The big woman chewed for an irritatingly placid period of time before she swallowed. "Until today, I would have said the Shaddill were the most benevolent race in the universe. Now…"

She sighed. Then, with many an annoying pause to eat, she told me what she knew.

The Divians Divided

Lajoolie’s race (the Tye-Tyes) and Uclod’s race (the Freeps) were both offshoots of a species called the Divians. Some one thousand years ago — I do not know if those are Earth years, Divian years, or years of the solar butterflies, because I did not care to ask — the Divians were a single species occupying a single star system. Back then, they did not have Zaretts with FTL fields; they only had primitive rocket-beasts that puttered between their birthworld and a handful of crude colonies on nearby planets and moons. The Divians were totally ignorant of the universe at large… until the Shaddill showed up.

No Divian saw a Shaddill in person; all communication was conducted through robotic go-betweens who looked exactly like the Divians themselves. No one even saw the Shaddills’ spaceship except three people from an outpost on a remote moon. By sheer chance, this outpost suffered an accident involving a poorly designed something that was supposed to keep a second thing properly fueled, so that the second thing could prevent a third thing from catching fire, but then the third thing did catch fire and even though the fire was put out, the smoke suffocated a beetle-like creature that served as some sort of safeguard for the outpost’s life support systems… and in short, disastrous events transpired, threatening death to all concerned. Since no poky Divian vessel could reach the outpost in time, the Shaddill were prevailed upon to sail to the rescue. Their ship swooped in, picked tip the Divian personnel, and sent them back to safety inside the first Zarett ever — but not before the people from the outpost had seen that the Shaddill drove a ship made of sticks.
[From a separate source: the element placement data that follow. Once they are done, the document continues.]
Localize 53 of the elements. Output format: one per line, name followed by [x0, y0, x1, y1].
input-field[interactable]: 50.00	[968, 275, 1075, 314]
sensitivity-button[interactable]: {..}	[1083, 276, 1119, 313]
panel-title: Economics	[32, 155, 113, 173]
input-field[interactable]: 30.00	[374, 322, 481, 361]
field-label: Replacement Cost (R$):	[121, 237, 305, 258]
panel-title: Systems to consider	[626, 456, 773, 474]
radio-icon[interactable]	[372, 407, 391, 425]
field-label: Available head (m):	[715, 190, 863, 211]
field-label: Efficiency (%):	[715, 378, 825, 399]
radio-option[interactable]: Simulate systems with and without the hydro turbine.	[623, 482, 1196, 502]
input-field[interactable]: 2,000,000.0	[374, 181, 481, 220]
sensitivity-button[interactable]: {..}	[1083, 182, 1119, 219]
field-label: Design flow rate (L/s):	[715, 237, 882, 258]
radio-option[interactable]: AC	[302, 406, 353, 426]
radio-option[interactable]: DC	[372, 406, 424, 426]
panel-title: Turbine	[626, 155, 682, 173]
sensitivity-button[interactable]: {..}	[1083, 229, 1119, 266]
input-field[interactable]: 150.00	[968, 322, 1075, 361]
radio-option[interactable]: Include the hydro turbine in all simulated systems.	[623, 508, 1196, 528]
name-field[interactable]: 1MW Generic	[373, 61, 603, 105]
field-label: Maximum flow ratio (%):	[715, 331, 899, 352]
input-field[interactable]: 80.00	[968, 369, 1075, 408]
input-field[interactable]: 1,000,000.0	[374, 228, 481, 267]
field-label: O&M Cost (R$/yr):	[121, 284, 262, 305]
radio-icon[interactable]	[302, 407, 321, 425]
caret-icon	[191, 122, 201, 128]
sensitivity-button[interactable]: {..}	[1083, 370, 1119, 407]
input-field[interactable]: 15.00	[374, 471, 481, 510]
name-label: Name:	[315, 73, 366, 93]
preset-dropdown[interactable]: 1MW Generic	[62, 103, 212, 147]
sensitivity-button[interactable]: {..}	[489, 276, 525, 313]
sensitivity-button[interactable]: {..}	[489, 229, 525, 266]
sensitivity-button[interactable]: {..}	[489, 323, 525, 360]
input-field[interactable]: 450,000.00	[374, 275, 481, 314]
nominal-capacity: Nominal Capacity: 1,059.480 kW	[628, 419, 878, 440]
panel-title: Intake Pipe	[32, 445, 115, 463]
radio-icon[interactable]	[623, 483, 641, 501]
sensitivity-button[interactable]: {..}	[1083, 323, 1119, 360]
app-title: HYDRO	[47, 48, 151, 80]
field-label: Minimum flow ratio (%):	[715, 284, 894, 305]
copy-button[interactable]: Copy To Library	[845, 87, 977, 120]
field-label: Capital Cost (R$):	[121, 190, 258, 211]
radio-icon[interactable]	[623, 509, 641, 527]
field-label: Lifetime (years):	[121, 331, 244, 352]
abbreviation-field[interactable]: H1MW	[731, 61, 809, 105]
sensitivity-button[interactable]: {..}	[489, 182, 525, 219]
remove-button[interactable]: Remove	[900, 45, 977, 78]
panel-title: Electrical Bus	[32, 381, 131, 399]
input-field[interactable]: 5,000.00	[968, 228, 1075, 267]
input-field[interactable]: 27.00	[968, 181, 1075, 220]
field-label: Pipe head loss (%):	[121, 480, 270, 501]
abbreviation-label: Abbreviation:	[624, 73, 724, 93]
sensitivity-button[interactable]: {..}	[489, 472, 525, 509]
Such a chivalrous rescue put the Shaddill in an excellent light… and the Divians were already inclined to regard the Shaddill as visitors of wondrous philanthropy. The Shaddill had introduced themselves as emissaries from the League of Peoples, ready to induct "acceptable" Divians into the League. In order to be acceptable, persons had to agree to the League’s only rule: never to slay another sentient being, either by deliberate deed or willful negligence. Creatures who obeyed this law were considered sentient themselves and were guaranteed protection; everyone else was considered non-sentient, possibly a dangerous threat to the universe. The League did not actively seek to destroy dangerous non-sentient beings, but they never ever allowed dangerous non-sentients to move from one star system to another.

The Shaddill offered Lajoolie’s ancestors a choice: to abide by the League’s law (in which case the Divians would be granted the means to venture into the galaxy at large) or to reject the law (in which case they would be killed if they tried to leave home).